This project delivers a real-time speech-to-speech (STS) conversation model using Pipecat—a powerful Python framework for AI pipelines—integrated with leading speech recognition, large language model (LLM), and text-to-speech (TTS) services. This solution supports fast, natural back-and-forth spoken dialogues with context awareness, VAD-based audio control, and streaming responses.
While I previously built a similar model by independently linking STT, LLM, and TTS modules. You can find the older architecture in the commit history for understanding.
Watch a quick demo of the model in action:
- Real-time speech-to-speech interaction: Users converse naturally, and the bot speaks responses instantly.
- Low-latency streaming: Average response latency is ~2.5s, the first response takes time; the goal is to achieve ~1s latency for first outputs.
- Interruption handling: Users can interrupt with new input, and the pipeline adapts its response.
- Dynamic context: Maintains conversation flow using context aggregation.

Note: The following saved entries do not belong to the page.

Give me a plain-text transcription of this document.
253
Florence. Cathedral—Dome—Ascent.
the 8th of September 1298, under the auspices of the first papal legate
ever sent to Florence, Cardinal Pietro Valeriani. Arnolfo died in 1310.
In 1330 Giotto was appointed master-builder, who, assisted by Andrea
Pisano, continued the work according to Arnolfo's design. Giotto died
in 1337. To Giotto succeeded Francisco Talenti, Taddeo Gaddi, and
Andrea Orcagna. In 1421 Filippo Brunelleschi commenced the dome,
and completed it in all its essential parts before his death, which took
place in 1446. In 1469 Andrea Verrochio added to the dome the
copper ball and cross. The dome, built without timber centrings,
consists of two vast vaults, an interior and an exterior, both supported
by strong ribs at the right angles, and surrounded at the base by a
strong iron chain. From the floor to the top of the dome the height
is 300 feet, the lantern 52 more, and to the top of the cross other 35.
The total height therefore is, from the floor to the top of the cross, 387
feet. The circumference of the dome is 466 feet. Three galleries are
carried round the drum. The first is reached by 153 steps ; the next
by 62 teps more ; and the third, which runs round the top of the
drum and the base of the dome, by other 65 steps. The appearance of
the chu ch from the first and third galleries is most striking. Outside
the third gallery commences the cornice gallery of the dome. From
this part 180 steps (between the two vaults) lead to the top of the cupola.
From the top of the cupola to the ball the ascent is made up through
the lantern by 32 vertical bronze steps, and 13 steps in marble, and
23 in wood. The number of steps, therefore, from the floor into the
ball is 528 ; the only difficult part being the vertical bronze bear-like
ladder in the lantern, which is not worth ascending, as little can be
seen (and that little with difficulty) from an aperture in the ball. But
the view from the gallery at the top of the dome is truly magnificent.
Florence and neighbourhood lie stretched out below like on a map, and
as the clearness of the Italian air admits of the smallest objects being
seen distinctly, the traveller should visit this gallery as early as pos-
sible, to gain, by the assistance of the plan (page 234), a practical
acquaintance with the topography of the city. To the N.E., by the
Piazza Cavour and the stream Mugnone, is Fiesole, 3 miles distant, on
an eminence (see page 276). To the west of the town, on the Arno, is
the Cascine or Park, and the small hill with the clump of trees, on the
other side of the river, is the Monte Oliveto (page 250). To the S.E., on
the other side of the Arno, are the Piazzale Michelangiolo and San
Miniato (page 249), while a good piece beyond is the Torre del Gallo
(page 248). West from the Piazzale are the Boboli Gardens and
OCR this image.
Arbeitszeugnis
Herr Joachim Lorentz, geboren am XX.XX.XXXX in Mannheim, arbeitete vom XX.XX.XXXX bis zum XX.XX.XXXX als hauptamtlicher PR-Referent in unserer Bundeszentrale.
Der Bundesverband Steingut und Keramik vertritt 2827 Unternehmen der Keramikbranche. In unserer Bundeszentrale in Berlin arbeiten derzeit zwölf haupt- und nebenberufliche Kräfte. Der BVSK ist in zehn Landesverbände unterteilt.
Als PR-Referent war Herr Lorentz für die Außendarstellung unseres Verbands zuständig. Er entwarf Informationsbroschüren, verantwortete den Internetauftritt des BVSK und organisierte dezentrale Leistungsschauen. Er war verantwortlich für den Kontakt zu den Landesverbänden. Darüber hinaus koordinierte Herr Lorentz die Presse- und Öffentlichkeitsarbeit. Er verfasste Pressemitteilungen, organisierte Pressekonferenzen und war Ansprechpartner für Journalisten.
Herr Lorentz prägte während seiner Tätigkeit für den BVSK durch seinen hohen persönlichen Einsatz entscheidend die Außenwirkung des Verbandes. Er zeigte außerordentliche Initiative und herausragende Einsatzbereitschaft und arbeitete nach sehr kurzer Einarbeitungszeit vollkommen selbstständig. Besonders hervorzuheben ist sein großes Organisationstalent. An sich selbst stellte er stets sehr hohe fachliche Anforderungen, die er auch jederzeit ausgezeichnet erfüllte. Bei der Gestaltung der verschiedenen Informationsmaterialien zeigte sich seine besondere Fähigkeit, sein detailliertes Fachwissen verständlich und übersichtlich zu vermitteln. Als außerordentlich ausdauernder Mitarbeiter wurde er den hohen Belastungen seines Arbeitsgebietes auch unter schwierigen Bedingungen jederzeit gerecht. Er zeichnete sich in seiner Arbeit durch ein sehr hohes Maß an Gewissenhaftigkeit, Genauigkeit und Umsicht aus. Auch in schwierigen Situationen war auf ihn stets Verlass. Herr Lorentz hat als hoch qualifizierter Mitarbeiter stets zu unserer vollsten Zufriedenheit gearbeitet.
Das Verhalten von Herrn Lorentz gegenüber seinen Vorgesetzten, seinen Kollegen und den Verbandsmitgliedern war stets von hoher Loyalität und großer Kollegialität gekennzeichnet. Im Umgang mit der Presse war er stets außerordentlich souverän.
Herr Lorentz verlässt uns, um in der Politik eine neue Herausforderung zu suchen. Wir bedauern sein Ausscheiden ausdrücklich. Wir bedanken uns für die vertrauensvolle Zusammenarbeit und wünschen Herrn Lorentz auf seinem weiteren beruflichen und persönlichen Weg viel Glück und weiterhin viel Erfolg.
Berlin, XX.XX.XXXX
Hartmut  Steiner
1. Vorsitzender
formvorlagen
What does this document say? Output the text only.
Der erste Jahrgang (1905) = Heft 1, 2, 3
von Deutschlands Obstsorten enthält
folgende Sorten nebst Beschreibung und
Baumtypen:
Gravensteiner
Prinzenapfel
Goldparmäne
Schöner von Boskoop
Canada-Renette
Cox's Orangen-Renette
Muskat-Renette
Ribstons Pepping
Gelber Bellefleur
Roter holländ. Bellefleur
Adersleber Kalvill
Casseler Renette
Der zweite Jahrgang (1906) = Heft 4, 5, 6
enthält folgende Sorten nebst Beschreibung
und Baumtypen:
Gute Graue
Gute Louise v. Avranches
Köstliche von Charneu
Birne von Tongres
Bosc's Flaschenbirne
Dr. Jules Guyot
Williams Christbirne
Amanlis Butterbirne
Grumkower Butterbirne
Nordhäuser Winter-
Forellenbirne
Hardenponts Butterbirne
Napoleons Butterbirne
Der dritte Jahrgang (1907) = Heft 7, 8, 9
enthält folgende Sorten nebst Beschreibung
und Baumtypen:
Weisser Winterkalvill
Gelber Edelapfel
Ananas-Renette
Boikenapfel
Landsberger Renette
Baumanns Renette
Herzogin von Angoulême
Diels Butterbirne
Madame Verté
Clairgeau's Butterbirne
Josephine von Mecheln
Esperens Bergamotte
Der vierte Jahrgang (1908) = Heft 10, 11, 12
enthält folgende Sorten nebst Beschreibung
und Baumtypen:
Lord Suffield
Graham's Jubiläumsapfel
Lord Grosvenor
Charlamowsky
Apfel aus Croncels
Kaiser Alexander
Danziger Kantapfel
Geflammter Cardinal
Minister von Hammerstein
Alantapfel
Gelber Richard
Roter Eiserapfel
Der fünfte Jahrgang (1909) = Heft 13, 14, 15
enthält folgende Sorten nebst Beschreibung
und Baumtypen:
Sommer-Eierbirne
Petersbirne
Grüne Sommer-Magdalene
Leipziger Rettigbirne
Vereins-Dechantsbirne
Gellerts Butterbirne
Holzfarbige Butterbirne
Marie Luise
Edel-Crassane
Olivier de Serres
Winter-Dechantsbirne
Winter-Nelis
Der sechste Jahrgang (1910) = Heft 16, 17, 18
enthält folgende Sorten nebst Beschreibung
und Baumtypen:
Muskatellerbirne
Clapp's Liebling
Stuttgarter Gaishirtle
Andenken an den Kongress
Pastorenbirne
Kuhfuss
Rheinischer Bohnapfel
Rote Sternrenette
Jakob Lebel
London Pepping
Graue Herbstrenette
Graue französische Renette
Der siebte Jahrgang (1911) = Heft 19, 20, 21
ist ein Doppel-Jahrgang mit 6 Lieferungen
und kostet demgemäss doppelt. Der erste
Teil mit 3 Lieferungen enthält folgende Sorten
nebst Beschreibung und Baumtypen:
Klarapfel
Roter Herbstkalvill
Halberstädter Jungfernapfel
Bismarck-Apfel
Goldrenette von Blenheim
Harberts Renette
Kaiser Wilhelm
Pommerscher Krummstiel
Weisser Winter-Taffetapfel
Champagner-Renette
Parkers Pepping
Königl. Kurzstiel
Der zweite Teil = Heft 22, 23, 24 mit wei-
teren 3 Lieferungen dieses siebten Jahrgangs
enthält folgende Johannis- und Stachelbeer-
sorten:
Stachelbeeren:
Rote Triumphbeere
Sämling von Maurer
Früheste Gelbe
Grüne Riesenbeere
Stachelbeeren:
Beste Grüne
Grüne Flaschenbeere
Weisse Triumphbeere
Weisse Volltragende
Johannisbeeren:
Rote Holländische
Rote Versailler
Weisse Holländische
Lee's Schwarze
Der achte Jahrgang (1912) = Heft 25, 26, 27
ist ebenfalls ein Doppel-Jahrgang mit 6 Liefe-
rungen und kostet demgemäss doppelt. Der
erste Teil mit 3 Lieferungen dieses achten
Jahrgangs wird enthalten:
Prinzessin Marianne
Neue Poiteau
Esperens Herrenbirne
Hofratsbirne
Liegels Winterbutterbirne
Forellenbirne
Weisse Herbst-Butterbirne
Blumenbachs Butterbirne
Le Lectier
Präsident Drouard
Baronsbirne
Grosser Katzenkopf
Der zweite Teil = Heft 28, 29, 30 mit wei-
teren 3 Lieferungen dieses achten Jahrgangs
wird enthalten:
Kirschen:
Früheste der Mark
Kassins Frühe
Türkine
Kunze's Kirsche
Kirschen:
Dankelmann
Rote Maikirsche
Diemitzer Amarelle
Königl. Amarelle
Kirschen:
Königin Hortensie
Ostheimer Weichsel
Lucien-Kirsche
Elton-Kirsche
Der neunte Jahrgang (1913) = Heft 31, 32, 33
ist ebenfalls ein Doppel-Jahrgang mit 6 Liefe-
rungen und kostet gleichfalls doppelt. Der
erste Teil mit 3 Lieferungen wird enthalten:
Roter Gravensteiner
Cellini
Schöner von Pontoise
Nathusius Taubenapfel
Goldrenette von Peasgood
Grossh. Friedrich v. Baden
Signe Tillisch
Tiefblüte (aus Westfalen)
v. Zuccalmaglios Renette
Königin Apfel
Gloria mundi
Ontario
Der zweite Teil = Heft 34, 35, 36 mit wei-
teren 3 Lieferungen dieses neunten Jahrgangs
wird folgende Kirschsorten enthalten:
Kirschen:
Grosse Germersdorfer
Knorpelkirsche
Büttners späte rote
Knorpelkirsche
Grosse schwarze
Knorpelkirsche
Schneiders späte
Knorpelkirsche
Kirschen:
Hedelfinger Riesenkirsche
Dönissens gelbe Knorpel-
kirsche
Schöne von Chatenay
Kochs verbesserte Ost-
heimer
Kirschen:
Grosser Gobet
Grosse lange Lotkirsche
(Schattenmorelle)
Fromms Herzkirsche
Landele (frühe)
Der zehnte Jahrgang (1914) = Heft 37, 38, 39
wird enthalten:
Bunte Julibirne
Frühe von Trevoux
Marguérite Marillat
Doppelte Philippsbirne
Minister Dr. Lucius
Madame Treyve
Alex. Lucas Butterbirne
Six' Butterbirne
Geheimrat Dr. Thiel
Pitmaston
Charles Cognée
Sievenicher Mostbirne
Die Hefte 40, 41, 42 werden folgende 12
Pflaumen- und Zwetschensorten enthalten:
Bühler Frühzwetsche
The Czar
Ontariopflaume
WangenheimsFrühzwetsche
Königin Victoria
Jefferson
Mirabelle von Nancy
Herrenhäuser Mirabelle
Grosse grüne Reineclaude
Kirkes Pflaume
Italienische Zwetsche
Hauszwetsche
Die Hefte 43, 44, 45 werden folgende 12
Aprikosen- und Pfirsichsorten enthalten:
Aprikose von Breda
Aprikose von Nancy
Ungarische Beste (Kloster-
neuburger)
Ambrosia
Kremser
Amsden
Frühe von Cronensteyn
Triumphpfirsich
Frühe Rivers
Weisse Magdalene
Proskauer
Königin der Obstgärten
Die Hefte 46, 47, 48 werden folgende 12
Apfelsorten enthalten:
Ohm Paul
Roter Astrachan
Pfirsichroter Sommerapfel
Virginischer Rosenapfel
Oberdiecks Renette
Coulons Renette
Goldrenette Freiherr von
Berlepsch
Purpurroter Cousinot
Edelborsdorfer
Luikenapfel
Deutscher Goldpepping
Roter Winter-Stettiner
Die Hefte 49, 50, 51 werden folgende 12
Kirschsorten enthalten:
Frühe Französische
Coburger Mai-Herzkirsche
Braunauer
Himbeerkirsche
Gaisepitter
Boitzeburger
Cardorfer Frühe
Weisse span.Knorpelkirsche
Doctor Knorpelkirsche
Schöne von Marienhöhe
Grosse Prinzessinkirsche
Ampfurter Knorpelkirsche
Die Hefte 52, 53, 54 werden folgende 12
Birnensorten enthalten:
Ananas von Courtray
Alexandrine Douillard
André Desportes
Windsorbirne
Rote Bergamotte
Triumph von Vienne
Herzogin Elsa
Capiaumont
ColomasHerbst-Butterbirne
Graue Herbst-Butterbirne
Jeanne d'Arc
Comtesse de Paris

- Modular Pipecat pipeline: Simplifies complex integrations and provides observability.
- Pluggable components:
- Deepgram for ASR (STT)
- Google Gemini LLM
- ElevenLabs for TTS
- Silero for VAD
- WebRTC-based audio transport using SmallWebRTCTransport
- Voice user interface: (UI to be improved—see current limitations)
git clone https://github.com/Ag-Utkarsh/STS.git
cd STS
Note: It’s recommended to use a virtual environment.
python -m venv venv
source venv/bin/activate
pip install -r requirements.txt
Create a .env
file with your API keys:
DEEPGRAM_API_KEY=your_deepgram_key
ELEVENLABS_API_KEY=your_elevenlabs_key
GEMINI_API_KEY=your_gemini_key
python sts.py
Open http://localhost:7860/client in your browser and click Connect(top right corner, and give the microphone permission) to start talking to your bot.
The speech-to-speech model is built using Pipecat’s pipeline abstraction, combining the following components:
Pipeline(
transport.input(), # Raw audio in from user
rtvi, # Real-time voice interaction processing
stt, # Speech-to-text (Deepgram)
context_aggregator.user(), # Aggregate LLM context (user side)
llm, # LLM (Google Gemini)
tts, # Text-to-speech (ElevenLabs)
transport.output(), # Audio back to user
context_aggregator.assistant() # Aggregated assistant utterances
)
- Custom UI Needed: While audio interaction works, a polished voice UI kit or frontend is still pending. Refer to community kits for inspiration.
- First sentence control: At present, customizing the bot’s first utterance is limited; Pipecat’s system prompt currently manages this.
- Latency: Average response latency is 2.5s at current configuration. Target: sub-1s response time for optimal interactivity.
- First Message: Don't have control over the first message.
If you have ideas for improving the UI, reducing latency, or adding new integrations, contributions are welcome!.
- Pipecat Documentation
- Pipecat Quickstart
- Deepgram, ElevenLabs, Google Gemini API guides
Give it a try—your voice assistant is now just a conversation away!